戸惑う女性に沙織は言った。
「私も子供と通勤をはじめた最初は、舌打ちされたり、迷惑そうな顔されたり、何で子供を乗せるんだって文句言われたり、心が折れそうになりました。でも、中にはわかってくれたり、話してくれたり、助けてくれたりする人もいて、それに気づいてから、私も娘も通勤が苦しくなくなりました。この子はそういう人たちを、通勤電車の友だちって呼んでるんです。この亀は、この子の最初の友だちがくれたもので、ずっとこの子のお守りだったんです。もし迷惑じゃなかったら、もらってやってください。きっと信じていればいいことがあります」
女性は、お守りをじっと見てから、気持ちはうれしい、でも大事なお守りならもらうわけにはいかないと言った。

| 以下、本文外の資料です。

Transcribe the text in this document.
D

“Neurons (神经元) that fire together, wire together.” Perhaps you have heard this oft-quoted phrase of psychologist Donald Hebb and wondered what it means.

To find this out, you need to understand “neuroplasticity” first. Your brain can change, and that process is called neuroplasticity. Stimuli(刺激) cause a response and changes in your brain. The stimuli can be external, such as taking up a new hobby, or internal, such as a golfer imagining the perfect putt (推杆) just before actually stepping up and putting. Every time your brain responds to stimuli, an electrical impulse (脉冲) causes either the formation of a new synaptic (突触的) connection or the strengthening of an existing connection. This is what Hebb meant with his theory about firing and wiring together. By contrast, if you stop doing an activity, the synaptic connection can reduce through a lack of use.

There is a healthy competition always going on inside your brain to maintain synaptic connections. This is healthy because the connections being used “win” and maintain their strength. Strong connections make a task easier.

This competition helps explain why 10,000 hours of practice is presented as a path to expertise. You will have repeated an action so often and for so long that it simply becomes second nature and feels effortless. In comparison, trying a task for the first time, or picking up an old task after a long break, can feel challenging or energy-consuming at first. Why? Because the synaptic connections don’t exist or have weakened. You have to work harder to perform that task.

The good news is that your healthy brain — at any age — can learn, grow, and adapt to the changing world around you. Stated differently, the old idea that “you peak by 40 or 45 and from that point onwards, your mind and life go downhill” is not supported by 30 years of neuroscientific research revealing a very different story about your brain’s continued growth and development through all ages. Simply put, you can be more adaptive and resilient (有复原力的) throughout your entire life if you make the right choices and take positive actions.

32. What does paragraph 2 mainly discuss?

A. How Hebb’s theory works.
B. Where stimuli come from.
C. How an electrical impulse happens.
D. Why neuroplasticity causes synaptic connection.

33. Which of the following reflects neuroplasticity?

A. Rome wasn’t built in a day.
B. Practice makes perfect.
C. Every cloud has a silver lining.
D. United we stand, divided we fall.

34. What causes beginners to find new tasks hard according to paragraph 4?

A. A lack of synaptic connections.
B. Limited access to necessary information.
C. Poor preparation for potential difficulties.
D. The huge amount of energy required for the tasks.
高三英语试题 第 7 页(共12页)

美知はちょっとがっかりした様子だったが、女性は、代わりにそのお守りの写真を撮らせてくれないかと言う。何かあったら、その写真を見て自分を勇気づけたいからと。美知は笑顔でうなずく。
美知と手をつないで改札に向かおうとした沙織が振り向くと、女性は子供と一緒に、スマホの画面で今撮った写真を見ていた。沙織は、ふと立ち止まり、もう一度女性のもとへ向かった。
今度は自分が、通勤電車の友だちになる番なのだということに気づいて。